她冷得轻颤,却挣不开,索性转移话题般问:“你戴这戒指,便是为折腾人的么?”
“我怎舍得。”邵景元低笑着松了些力道,坦诚道,“前些日子你来了又走了,我心绪更乱,难以调息,便让人将你留在我洞府的衣裙送来。你当初送药时用的玉瓶,我也一并取来,炼成戒环戴在手上。有你的物件陪着,我才觉舒坦许多。”
他这么一说,扶希颜便顾不得那戒指的由来,注意力都被他轻描淡写提及的衣物夺去了——她想起在云宫被他撕碎的那件小衣。

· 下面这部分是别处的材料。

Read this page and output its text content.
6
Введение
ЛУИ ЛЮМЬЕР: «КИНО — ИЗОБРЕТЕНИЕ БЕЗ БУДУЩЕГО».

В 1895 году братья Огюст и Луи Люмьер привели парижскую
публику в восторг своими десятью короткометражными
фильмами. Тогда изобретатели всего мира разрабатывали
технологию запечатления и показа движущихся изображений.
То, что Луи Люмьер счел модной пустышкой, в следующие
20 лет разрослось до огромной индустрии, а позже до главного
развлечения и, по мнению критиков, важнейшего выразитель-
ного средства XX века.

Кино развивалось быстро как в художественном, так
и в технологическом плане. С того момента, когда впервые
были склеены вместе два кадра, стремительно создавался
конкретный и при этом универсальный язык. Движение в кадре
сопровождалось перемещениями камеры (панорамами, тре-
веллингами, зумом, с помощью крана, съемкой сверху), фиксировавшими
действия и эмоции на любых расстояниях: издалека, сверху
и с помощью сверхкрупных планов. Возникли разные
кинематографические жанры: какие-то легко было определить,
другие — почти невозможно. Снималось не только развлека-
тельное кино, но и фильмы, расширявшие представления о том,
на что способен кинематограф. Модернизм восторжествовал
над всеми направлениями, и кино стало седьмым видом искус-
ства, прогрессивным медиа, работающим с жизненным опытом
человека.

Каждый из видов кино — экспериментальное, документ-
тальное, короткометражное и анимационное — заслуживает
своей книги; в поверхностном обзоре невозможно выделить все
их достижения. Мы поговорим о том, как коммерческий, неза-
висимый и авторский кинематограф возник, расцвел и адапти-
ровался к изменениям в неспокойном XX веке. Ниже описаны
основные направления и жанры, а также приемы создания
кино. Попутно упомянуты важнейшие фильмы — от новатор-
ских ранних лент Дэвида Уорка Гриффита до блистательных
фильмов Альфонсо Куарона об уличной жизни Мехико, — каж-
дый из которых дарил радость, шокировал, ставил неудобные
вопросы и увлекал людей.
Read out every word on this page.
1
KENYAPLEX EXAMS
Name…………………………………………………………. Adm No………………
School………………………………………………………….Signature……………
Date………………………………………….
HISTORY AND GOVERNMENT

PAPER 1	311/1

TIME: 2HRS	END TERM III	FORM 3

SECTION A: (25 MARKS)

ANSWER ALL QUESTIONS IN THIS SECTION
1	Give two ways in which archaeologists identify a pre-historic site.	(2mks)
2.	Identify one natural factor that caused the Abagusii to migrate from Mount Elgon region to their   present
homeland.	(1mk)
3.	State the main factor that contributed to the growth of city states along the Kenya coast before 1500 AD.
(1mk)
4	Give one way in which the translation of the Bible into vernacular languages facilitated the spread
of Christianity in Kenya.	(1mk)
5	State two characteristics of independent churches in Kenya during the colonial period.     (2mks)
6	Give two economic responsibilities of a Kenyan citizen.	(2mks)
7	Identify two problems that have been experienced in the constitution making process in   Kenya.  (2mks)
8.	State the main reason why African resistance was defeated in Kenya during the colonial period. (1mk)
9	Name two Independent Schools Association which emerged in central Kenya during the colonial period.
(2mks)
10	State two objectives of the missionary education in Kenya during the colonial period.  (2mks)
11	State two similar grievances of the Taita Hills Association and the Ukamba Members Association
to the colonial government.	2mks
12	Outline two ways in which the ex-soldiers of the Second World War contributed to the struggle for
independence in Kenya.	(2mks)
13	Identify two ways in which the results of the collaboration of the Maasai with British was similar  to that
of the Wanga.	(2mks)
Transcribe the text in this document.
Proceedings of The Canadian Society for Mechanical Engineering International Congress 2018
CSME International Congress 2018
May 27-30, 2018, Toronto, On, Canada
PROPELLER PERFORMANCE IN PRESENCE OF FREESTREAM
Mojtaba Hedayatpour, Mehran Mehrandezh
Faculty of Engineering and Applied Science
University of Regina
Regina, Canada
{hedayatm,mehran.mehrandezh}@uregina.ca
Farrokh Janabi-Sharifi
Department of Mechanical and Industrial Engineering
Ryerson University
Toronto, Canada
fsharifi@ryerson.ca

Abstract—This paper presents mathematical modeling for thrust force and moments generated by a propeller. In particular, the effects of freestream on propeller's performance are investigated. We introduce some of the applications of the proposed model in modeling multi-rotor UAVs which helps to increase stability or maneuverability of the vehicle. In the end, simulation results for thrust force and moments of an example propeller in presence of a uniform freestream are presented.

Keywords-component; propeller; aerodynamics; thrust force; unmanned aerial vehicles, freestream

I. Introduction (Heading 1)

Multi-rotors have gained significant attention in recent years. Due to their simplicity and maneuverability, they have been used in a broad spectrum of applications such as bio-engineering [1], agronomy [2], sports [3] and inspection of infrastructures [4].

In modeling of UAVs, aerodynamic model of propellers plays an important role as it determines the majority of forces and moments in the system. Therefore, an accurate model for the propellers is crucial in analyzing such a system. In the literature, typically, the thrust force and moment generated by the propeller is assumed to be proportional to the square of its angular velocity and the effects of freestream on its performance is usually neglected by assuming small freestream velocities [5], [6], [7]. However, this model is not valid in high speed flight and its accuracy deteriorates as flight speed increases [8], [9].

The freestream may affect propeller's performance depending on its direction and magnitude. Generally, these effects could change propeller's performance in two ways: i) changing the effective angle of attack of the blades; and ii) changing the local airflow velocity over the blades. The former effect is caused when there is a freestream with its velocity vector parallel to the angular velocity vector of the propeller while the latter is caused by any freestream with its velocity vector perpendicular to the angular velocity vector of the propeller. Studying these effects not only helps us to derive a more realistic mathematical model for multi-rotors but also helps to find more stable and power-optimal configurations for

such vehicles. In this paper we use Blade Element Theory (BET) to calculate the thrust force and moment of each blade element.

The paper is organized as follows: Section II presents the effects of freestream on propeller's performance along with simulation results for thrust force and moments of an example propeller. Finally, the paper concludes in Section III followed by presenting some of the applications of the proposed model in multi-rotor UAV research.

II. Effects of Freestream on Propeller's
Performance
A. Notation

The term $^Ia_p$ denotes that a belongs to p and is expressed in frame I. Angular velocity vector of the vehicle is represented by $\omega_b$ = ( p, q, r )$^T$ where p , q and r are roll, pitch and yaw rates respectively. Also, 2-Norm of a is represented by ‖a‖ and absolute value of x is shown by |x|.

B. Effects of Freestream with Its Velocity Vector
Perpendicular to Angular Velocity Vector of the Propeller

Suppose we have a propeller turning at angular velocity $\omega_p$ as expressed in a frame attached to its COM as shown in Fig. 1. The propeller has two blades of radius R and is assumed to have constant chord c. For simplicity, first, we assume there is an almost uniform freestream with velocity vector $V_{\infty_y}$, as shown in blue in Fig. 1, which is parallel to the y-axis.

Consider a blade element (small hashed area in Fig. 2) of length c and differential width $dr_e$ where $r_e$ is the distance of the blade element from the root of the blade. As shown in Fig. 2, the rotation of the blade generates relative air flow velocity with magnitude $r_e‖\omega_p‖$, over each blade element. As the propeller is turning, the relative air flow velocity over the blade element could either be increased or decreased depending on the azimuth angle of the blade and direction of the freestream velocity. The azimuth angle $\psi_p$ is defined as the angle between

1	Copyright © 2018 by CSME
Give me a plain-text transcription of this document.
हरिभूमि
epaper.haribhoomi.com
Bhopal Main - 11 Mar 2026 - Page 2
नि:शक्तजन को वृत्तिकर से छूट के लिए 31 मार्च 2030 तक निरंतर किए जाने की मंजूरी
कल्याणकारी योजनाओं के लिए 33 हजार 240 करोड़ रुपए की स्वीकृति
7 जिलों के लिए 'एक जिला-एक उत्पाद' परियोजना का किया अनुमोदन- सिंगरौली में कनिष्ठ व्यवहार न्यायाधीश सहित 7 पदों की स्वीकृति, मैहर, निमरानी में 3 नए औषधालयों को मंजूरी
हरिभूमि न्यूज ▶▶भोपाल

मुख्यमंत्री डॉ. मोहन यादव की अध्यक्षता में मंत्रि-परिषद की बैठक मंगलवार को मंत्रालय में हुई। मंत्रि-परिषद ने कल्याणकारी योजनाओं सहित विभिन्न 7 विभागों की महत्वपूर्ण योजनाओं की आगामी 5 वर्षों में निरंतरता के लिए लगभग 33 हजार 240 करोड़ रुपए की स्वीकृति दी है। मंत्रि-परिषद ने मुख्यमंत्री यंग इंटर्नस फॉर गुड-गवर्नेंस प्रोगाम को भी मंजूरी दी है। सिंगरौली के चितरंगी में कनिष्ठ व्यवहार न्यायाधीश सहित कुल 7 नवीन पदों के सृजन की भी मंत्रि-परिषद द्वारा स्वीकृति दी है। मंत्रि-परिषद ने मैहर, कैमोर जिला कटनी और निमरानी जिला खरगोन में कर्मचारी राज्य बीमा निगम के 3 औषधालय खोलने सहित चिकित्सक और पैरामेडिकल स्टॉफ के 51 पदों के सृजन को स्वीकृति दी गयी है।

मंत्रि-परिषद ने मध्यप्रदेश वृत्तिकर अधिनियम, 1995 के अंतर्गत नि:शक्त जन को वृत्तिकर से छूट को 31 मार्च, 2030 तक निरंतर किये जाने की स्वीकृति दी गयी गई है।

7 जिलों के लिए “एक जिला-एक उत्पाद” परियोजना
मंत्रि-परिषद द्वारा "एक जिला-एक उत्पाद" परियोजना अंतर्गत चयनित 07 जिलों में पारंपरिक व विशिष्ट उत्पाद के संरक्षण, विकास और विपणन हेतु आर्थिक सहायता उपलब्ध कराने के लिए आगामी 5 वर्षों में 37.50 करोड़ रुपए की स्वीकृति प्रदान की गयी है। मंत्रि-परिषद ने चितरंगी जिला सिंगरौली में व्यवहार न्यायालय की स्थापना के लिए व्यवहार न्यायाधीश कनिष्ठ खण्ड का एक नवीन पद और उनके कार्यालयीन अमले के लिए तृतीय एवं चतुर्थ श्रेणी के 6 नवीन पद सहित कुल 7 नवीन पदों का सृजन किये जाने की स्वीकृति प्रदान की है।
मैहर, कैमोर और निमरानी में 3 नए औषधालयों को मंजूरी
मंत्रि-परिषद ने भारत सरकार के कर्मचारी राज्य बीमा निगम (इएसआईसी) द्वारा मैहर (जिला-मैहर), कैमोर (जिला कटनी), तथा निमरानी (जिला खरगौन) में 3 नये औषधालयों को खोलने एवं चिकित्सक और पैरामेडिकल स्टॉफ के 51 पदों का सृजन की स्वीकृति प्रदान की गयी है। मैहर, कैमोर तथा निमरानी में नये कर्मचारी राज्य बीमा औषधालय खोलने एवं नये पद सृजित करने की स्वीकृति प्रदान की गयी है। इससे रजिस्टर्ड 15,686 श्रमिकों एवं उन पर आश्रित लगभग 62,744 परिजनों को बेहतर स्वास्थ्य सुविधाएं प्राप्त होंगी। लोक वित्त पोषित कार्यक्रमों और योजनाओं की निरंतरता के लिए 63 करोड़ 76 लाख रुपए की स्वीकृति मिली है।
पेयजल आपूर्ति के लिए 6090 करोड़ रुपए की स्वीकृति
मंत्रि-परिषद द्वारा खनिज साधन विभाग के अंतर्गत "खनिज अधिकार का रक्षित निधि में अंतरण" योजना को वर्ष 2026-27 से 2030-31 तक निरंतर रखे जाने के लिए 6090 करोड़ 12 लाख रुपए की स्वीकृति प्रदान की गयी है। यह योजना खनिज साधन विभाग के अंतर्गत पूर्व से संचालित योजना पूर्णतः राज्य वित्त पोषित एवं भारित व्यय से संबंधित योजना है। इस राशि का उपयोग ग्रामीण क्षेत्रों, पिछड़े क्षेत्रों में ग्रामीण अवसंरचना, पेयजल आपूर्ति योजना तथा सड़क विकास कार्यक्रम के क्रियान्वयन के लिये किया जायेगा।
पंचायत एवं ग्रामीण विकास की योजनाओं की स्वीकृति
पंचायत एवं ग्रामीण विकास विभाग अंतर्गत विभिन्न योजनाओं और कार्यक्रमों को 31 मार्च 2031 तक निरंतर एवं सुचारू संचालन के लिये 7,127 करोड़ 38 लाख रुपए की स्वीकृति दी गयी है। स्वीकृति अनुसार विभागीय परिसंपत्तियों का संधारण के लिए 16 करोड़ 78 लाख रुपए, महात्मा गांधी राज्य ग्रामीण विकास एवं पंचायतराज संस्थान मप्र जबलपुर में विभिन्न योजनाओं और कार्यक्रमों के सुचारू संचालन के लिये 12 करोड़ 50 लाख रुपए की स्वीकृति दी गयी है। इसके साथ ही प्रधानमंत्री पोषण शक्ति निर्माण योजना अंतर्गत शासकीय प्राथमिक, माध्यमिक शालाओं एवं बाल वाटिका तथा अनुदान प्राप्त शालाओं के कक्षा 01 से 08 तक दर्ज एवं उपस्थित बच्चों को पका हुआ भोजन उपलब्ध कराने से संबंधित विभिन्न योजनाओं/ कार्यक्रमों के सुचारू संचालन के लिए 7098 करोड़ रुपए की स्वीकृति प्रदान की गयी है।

当时,他见闵伽抱住差点跌跤的她,便在偏殿缠绵时毁去她的小衣,不许她再回宴席上。
而前阵子,他与闵伽遥隔着万里争夺她,那些衣裙的下场可想而知。
在邵景元旁敲侧击的吃酸之语中,扶希颜面皮涨红,却无法理直气壮地指责他糟蹋物件。
毕竟,他供养她许久,满室的贵重衣裙都是他命人裁制的。
见她不吭声,邵景元恶劣地掐了把那细腰:“郡主娘娘可是张不开小嘴儿了?我帮你?”
说罢,他作势抬手要抵开她的唇缝。
扶希颜索性张唇,想咬住那探近的指头,秋千却恰好在此时向下荡去。
夜风扑面,将她的软嗔撕扯成破碎音节:“登…徒…子……”
“我是关心你。”邵景元佯装无辜。
她恼得想抬起腿阻止这秋千摇晃,反倒因重心不稳而肘击到他的胸膛。
“唔…颜颜长力气了……”邵景元顺势往后仰了仰,松松挽起的发髻散落,几缕藏在其中的白发散出。
银白发色在夜幕下刺目得让扶希颜的心跳失措一瞬,喉间干涩:“你怎么生出白发了?可是进阶失败了?”
邵景元还未回答,她又定睛细瞧,才发现是发丝上附了冰霜,被月光一照便显得白惨惨的。
他等她看清楚了,随意捻起那发丝去挠她柔嫩的颊肉:“我的化神心境关,是为秩序。”
扶希颜听不出他的进阶成功与否,也看不出他的修为,迷茫地问:“你往日惯爱玩弄规则秩序,还不够吗?”
邵景元得了这张狂评价,低笑得胸膛闷震:“大道逍遥。我那些手段,不过雕虫小技。”
她忍不住讽刺:“你那么多布局,还叫小计……”
他拍了拍她的小腹,似要说些什么,恰逢一阵柔风拂开她的裙摆,露出因冷意本能绞在一起的雪腻小腿,莹白膝头泛起惹人惜怜的粉色。
邵景元的话音硬生生顿住,目光落在那处,似受不住诱惑般抬手覆了上去。
沁凉肌肤被他磨得软热,他胯间的硬挺肉柱也随之兴奋轻跳,往她的臀缝又抵进了几分。